104 Investigating Orographic-Modification of Precipitation in Hubbard Brook Experimental Forest Using Water Stable Isotopes

Monday, 23 January 2017
4E (Washington State Convention Center )
Eric P. Kelsey, Plymouth State Univ., Plymouth, NH; and M. D. Cann

Floods and related deaths and property damage have increased in recent decades in the Northeastern U.S. Many of these floods occur in mountain valleys or river valleys downstream from mountain headwaters. Observations in these sparsely-populated headwaters are scant and radar-based quantitative precipitation estimates are frequently inaccurate due to radar beam blocking by terrain or being too high above the surface. As a result, orographically-modified precipitation processes at the mountain-valley scale remain poorly understood, except in more idealized landscapes. This study examines spatial precipitation patterns in high precipitation events in Hubbard Brook Experimental Forest (HBEF), New Hampshire to develop a conceptual model of these orographic precipitation processes.

            Forty-five years of daily precipitation data from a network of precipitation gauges maintained by the United States Forest Service at HBEF were studied to better understand climate scale changes and spatial precipitation patterns. A ~2-km latitudinal gap in this network, located in the lowest elevations, was filled with 12 4-inch diameter standard gauges to monitor precipitation events exceeding 25 mm during June-November 2015. Rainwater was collected from these 12 gauges for stable isotope (ẟ18O and ẟD) analysis to help determine the atmospheric processes causing the observed spatial precipitation patterns.

            Mean annual precipitation has increased 11%, entirely as a result of an increased frequency of >30 mm day-1 events. The highest precipitation events (>50 mm day-1) are 78% more common than they were 45 years ago. In high precipitation events (>25 mm) with a southerly low-level wind, precipitation averaged higher in the center of the valley and decreased with elevation on both the north- and south-facing slopes – contrary to basic theory and expectations. Rainwater ẟ18O varied strongest with precipitation amount; least-fractionated isotopes were collocated with the highest precipitation amounts. The location of the highest precipitation and least-fractionated ẟ18O shifted slightly northward and their inverse elevational-gradients strengthened as the speed of the southerly wind increased.

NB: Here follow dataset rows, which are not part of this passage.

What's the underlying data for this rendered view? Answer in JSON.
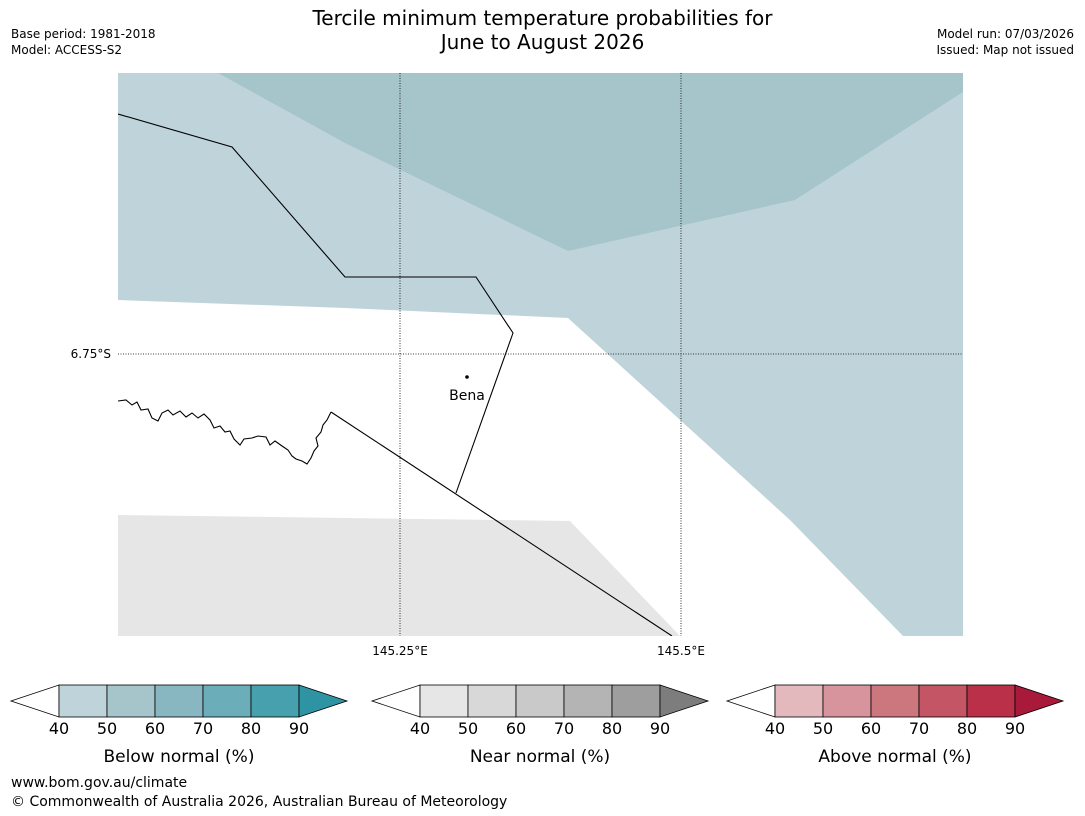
{
  "header": {
    "title_line1": "Tercile minimum temperature probabilities for",
    "title_line2": "June to August 2026",
    "base_period": "Base period: 1981-2018",
    "model": "Model: ACCESS-S2",
    "model_run": "Model run: 07/03/2026",
    "issued": "Issued: Map not issued"
  },
  "map": {
    "latitude_label": "6.75°S",
    "longitude_labels": [
      "145.25°E",
      "145.5°E"
    ],
    "place": "Bena",
    "zones": [
      {
        "category": "Below normal",
        "probability_band": "50-60"
      },
      {
        "category": "Below normal",
        "probability_band": "40-50"
      },
      {
        "category": "Near normal",
        "probability_band": "40-50"
      }
    ]
  },
  "colorbars": [
    {
      "title": "Below normal (%)",
      "ticks": [
        "40",
        "50",
        "60",
        "70",
        "80",
        "90"
      ],
      "colors": [
        "#bfd4da",
        "#a6c5ca",
        "#88b6c1",
        "#6badb9",
        "#47a0ad",
        "#2e93a3"
      ]
    },
    {
      "title": "Near normal (%)",
      "ticks": [
        "40",
        "50",
        "60",
        "70",
        "80",
        "90"
      ],
      "colors": [
        "#e6e6e6",
        "#d8d8d8",
        "#c9c9c9",
        "#b4b4b4",
        "#9e9e9e",
        "#7d7d7d"
      ]
    },
    {
      "title": "Above normal (%)",
      "ticks": [
        "40",
        "50",
        "60",
        "70",
        "80",
        "90"
      ],
      "colors": [
        "#e3b9bd",
        "#d8949c",
        "#cc767e",
        "#c35564",
        "#bb3049",
        "#a8193a"
      ]
    }
  ],
  "footer": {
    "url": "www.bom.gov.au/climate",
    "copyright": "© Commonwealth of Australia 2026, Australian Bureau of Meteorology"
  }
}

            The spatial distribution of ẟ and precipitation amount support three major processes impacting the orographic modification of precipitation: 1) a seeder-feeder process, 2) orographic cloud and precipitation drift by the low-level wind, and 3) enhanced collision-coalescence by shear-induced turbulence. The lifting of stable, moist air over the southern ridge of HBEF forms orographic cloud that is advected downstream over the valley with sufficiently strong southerly winds (>5 m s-1). Falling seeder hydrometeors collect orographic cloud droplets to enhance precipitation over the valley. Shear-induced turbulence may also contribute to enhance precipitation over the HBEF valley in the favorable shear layer just above the mountain ridges. A radiosonde launch during one high precipitation events indicated a moist-adiabatic layer just above the ridge suggestive of orographic cloud and vertical mixing.